Not Trying is Failing
Apr 26, 2019
Not Trying is Failing
By Thomas Matthew Pierson
Do you ever avoid doing something because you are afraid of making a mistake? Are you afraid that you will fail? Well let me open a can of worms for you; Not even trying is tantamount to failing. I fail all freaking day; my whole art career is a failure. But guess what, I am a winner. Because every failed painting, which is all of them, has made me a better artist. Every shitty drawing, I have done in my life; Which is almost all of them, has made me a better artist.
I do not like hearing when people ‘say’ they want to learn, they “say” they want to become better and improve on a skill. But go ahead and do the opposite and run away from the challenge. Now I would understand this fear, if you wanted to learn how to climb skyscrapers but fear that you might die from the experience. But for things like drawing and painting, there should be no fear. The fear is all contained within, inside yourself. It is a façade, created by years of people’s perception of you.
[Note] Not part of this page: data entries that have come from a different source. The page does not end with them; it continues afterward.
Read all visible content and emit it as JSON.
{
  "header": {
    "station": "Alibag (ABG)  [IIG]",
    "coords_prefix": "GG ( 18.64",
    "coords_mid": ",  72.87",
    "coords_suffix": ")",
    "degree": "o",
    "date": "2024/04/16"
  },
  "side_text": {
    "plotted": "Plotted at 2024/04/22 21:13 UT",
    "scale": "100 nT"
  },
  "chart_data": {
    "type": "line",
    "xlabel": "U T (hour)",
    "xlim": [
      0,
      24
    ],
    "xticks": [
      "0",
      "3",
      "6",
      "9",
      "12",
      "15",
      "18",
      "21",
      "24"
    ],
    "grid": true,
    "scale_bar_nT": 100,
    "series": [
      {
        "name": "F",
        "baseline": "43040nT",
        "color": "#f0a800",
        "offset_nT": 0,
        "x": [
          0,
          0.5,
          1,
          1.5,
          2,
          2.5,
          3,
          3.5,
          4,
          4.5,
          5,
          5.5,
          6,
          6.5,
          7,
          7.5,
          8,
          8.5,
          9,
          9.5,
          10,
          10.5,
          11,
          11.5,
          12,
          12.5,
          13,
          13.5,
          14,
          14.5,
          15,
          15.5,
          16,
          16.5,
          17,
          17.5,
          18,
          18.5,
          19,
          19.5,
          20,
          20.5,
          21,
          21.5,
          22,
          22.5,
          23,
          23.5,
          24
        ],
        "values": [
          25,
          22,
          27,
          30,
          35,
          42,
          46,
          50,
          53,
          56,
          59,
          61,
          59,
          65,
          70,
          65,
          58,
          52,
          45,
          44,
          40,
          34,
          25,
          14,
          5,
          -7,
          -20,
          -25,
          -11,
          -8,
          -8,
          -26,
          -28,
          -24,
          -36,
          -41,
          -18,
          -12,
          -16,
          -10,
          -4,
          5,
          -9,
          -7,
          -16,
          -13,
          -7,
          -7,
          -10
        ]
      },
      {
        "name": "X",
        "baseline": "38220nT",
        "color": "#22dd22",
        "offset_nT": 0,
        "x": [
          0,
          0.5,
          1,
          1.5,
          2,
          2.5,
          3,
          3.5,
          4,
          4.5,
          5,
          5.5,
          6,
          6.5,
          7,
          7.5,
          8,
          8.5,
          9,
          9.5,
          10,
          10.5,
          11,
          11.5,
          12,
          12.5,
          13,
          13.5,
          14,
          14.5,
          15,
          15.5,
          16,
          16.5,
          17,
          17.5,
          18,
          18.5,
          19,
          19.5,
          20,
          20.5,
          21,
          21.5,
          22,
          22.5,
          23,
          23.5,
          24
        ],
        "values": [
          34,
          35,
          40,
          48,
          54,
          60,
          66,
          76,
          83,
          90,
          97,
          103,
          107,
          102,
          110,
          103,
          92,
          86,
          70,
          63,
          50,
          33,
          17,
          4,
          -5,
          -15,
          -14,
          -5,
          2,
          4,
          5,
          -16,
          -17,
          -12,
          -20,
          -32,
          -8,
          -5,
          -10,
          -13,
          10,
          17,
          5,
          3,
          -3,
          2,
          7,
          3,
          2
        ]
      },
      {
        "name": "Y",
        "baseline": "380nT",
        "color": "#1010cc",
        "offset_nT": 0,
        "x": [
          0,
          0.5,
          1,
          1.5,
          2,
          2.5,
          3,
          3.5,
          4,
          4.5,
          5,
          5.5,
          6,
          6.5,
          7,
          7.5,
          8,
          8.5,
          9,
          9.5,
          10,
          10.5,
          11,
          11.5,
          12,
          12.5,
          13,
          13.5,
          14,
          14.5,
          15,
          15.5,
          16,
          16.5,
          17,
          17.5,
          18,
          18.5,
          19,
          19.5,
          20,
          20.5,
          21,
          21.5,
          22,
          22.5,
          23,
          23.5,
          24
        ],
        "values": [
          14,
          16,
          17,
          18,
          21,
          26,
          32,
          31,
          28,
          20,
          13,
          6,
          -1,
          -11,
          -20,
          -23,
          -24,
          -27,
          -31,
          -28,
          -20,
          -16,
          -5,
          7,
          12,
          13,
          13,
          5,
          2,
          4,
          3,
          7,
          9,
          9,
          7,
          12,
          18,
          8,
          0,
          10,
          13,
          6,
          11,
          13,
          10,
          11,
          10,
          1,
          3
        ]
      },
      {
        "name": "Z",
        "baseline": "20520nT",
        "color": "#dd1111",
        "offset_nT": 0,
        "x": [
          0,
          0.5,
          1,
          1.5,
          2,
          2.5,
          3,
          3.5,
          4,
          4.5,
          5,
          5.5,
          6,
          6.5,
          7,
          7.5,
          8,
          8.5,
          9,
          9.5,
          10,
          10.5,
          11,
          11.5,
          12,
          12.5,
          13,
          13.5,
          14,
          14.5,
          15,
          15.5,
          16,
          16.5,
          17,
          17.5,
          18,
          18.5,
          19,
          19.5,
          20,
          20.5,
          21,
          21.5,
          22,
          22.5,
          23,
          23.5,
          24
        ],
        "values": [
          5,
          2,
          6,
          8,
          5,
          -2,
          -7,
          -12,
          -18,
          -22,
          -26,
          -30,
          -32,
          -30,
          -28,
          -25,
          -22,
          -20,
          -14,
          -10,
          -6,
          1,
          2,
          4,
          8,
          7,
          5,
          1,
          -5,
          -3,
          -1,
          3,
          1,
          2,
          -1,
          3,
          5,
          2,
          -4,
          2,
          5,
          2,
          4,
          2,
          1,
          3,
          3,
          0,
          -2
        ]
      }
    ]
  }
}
This perception is a front, it’s all fake, you should not care what people think of you. You should care of what you think of yourself. You want to become a better artist, release yourself from the shackles of the society’s perception of you. This is not to be mistaken for constructive criticism. When you are a beginning artist people see your work and may remark that you are not very good. That is a perception. A criticism is when they remark something disparaging about your work. Constructive criticism is when they make a remark but provide feedback on how to improve. That is a good thing and should not be ignored. Remember to discern people’s perceptions from constructive criticism, as well from just criticism for criticisms sake. It is easy to be a critic.
Now that I have went on a tangent about perception and criticism, back to the topic. The reason I am writing about failing is because it is the single best thing you can ever do. Failing is growth. They say that it takes three failed businesses before an entrepreneur has success with the fourth. The same goes with art, you will have thousands of failed drawings before you have a few good ones. Eventually you have less failures and more victories, but that takes time. The point being you must separate yourself from the notion of failure and accept that it will occur. The only thing you can have control over regarding failing is how you handle it, and how you grow from it.
The main point I am trying to express is to try, try often, fail, and fail often. Build up that mental skin and become impervious to failure. I struggle with it as well, even with my many failures under my belt. There are times where I do have a weakened sense of self-worth, and I feel that my work is not going anywhere. Times when I am stretched thin and my patience is wavering. I compare myself to others and see how I stack up. But I try not to stay in that mood too long. It does me no good to compare myself to others, unless it is a measure for where I can improve. Even then it should not be given too much thought. It is often during those times of self-reflection where you compare yourself to other artists that leads to a waning of your self-worth. Do not spend too long being self-conscious of your faults, either recognize them and move on, or improve them. Crying about it does you no good.
Always remember, every time you do not make an attempt towards your goal self-improvement is a letdown. Wouldn’t you rather try and fail, than to never try and not know what could have been?